Salt Lake County District Attorney Sim Gill ruled Friday that two officers were justified in shooting and killing a man who was wanted in connection with a North Ogden homicide.

But Gill noted in his findings that Herriman Police Sgt. Ben Ricks and Homeland Security Officer Jared Holland both refused to be interviewed by investigators about why they felt they needed to use deadly force on Feb. 13 when they shot and killed Brian Filion. A Herriman police dog named Hondo was also shot and killed during the encounter.

There was also no body camera footage of the incident, Gill wrote in his findings, because it is the U.S. Marshals Violent Fugitive Apprehension Strike Team (VFAST) policy to not wear cameras during an operation.

The VFAST team had tracked Filion after he was labeled a fugitive for failing to report to his parole officer days before he was killed, and his parole officer learned that he may have been involved in the shooting death of a man named Dalton Wood.

A fugitive arrest warrant was issued Feb. 10, according to Gill’s findings.

Three days later, the VFAST team tracked Filion through Weber and Davis counties and into Salt Lake City.

As Filion was crossing 300 South with a woman, the officers yelled for Filion to put his hands up and get on the ground, according to the district attorney’s office. Filion instead starting running away, and Hondo’s handler released the dog to chase him.

The K9 caught Filion and took him to the ground in the alley near an apartment complex, according to the district attorney’s office.

“Mr. Filion was on his back,” the report reads. “As he raised up, he produced a firearm while Hondo was attached to Mr. Filion’s left arm.”

As other officers yelled that Filion had a gun, both Ricks and Holland opened fire.

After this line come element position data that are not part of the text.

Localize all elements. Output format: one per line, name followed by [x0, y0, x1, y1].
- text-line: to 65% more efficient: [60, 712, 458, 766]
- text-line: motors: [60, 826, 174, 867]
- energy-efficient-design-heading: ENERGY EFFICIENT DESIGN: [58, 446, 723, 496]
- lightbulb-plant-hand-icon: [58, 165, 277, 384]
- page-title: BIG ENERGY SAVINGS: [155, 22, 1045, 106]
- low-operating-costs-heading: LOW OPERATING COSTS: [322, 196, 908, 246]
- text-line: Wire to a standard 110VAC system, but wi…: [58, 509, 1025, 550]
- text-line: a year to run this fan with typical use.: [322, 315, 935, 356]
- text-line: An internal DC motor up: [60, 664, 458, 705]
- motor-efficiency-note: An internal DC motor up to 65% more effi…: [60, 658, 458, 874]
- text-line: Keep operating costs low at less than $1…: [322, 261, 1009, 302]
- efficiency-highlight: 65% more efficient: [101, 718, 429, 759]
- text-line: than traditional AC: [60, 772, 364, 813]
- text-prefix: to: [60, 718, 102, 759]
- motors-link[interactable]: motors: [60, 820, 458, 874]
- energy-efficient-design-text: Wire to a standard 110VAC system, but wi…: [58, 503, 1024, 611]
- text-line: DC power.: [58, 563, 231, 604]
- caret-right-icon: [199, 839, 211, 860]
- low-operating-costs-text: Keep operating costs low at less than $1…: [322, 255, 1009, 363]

Ricks fired twice, both bullets striking Filion in the head.

Holland shot four times. One of his bullets struck Filion in the hip, and Gill said bullet fragments most likely from Holland’s gun struck and killed Hondo.

One officer told investigators that he saw Filion shoot and kill Hondo, but Gill said the physical evidence indicates that the suspect never fired his gun.

Even though the two officers who fired their weapons would not be interviewed and there was no video of the shooting, Gill concluded that a jury would likely conclude that the officers “reasonably believed” they needed to fire their weapons to prevent death of serious bodily injury to themselves or others.

Police officers, like anyone else, have a constitutional right against self-incrimination, and can’t be forced to participate in an investigation into their use of force.

Gill noted in his findings that Utah legislators might consider passing a law requiring police officers to wear body cameras, whether they are working for the state or in a federal capacity, noting that the evidence they could analyze was limited because there was no footage and the officers didn’t participate in the investigation.

A day after the ruling, the U.S. Marshals sent out a news release criticizing Gill’s statements about the shooting, particularly his concerns that federal task force members did not wear body cameras.

The release said that Gill should have known that body-worn cameras are against Department of Justice policy.

“Utilizing the findings of an OIS to push an agenda knowing officers were following DOJ policy is unfortunate,” the release said.

Reporter Paighten Harkins contributed to this article.